Otwarta struktura planszy pozwala grającemu na swobodne przemieszczenie, ale nazywanie Dzikiego Gonu rasowym sandboxem to nadużycie, ponieważ występują też lokacje zamknięte, podobnie jak nieprzekraczalne granice dalekie od pochodzenia naturalnego. Kiedy zapuściłem się naprawdę daleko ujrzałem komunikat o konieczności zawrócenia, którego zbagatelizowanie poskutkowało automatycznym teleportowaniem postaci kilka metrów wstecz... Niestety takie zagrywki rodem z Obliviona psują przyjemność eksploracji, chociaż w stosunku do Wiedźmin: Zabójcy Królów poczyniono ogromny krok naprzód. Poza tym programiści dokonali wielu korzystnych zmian wprowadzając opcje transportu konnego, łodziami oraz błyskawiczną podróż między punktami orientacyjnymi. Bardzo ułatwia to pokonywanie dłuższych dystansów, a przejście z jednego końca mapki na drugi zajmuje ładnych kilka minut. Wierzchowca można przywołać w dowolnym momencie, co czasami powoduje zabawne sytuacje, zwłaszcza gdy sprytny zwierzak wyjdzie ze straganu :) Wiedźmin nauczył się również skakać, pływać, nurkować i walczyć w siodle. Oznacza to zupełnie nowy wymiar zwiedzania planszy.
Znakomicie wypadają też konwersacje z bohaterami niezależnymi, kipiące od ironicznego czarnego humoru, przeplatanego z siarczystymi wulgaryzmami. Czytanie, oglądanie. słuchanie i uczestnictwo w dialogach jest prawdziwą przyjemnością, szczególnie iż podejmowane decyzje realnie wpływają na późniejsze wydarzenia. Przeważająca część zadań fabularnych posiada więcej niż jedno zakończenie, mogące rozpocząć kolejne wyzwanie tudzież zaowocować jakimiś nieoczekiwanymi konsekwencjami. Sporadycznie pojawiają się możliwości perswazji (np. znakiem Aksji), trzeba dokonać wyboru w określonym czasie lub wytargować cenę zlecenia, jednak najczęściej drzewko rozmów przybiera klasyczną formę. Niejednokrotnie potraktowanie dyskutanta w określony sposób prowadzi do rozwiązania pokojowego bądź konfrontacji, chociaż bądźmy szczerzy - takiej swobody wypowiedzi jaką oferuje Pillars of Eternity nie uświadczymy.
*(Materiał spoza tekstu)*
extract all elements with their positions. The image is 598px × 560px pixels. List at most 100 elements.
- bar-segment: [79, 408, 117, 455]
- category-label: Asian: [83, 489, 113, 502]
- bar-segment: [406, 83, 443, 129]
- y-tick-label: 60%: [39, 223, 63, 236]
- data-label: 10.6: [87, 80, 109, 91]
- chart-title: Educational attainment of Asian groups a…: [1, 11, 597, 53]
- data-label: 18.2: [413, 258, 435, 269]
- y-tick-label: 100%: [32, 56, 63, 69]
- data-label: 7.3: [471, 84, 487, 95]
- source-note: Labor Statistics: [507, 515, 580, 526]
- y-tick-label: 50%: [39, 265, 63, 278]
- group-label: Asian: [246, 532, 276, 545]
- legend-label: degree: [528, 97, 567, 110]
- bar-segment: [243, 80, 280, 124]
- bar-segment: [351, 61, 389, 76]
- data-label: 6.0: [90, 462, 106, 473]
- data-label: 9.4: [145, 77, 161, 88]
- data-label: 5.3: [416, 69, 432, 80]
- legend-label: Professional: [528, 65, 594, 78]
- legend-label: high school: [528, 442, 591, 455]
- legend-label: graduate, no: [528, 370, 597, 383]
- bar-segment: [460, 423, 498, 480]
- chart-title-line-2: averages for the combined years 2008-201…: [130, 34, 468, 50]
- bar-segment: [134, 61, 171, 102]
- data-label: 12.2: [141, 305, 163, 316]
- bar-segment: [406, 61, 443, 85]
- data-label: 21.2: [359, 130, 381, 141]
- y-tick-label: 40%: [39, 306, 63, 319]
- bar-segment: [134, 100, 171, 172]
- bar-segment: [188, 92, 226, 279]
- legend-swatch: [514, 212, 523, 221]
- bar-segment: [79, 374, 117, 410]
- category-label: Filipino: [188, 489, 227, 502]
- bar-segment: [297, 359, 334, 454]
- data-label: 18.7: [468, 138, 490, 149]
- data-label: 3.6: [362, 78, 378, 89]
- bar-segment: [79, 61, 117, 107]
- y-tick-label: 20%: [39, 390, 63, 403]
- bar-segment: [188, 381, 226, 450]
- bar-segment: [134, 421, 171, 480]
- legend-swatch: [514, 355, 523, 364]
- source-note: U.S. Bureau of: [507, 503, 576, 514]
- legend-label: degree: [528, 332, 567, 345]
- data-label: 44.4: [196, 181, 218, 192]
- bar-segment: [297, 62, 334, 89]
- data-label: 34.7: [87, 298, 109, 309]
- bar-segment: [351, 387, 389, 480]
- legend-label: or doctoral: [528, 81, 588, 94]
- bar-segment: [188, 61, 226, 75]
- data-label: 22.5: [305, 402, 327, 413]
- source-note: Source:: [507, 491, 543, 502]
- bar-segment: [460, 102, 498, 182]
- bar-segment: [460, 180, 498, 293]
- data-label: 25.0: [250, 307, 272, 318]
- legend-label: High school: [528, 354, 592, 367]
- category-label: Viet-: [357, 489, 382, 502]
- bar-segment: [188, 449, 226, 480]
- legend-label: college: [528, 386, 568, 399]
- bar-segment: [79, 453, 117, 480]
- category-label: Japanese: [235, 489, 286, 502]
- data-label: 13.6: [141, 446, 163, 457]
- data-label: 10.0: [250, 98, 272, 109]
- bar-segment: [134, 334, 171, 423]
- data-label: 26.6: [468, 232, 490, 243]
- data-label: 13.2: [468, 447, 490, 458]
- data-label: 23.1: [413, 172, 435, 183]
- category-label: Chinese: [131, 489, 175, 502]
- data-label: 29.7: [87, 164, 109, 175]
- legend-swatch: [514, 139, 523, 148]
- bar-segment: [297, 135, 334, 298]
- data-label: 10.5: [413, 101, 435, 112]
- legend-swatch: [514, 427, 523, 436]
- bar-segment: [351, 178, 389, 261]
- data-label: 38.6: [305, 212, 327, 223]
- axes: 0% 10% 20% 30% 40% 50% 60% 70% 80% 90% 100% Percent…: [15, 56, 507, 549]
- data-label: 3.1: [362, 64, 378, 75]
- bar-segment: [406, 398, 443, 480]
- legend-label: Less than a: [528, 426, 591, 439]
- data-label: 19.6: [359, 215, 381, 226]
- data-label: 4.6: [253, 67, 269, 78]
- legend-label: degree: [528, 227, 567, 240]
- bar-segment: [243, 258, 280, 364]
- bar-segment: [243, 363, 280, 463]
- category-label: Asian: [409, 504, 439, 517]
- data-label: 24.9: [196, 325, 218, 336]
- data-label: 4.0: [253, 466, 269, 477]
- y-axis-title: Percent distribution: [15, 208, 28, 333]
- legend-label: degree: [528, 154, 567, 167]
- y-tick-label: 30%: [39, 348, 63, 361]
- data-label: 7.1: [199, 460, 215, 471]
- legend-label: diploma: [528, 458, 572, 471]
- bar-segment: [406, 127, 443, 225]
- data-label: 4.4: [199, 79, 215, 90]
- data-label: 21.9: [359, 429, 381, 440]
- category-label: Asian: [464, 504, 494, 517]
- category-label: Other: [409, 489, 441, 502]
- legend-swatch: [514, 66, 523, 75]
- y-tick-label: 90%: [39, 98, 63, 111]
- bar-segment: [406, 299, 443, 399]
Mimo wszystko Wiedźmin 3: Dziki Gon deklasuje pozostałe action cRPG, choćby dlatego, że nietuzinkową główną postać obdarzono silną osobowością, przekonaniami, charyzmą i upiorną aparycją. Nie kierujemy manekinem do noszenia uzbrojenia, tylko legendarnym Geraltem z Rivii, szukając własnego miejsca w schorowanym świecie.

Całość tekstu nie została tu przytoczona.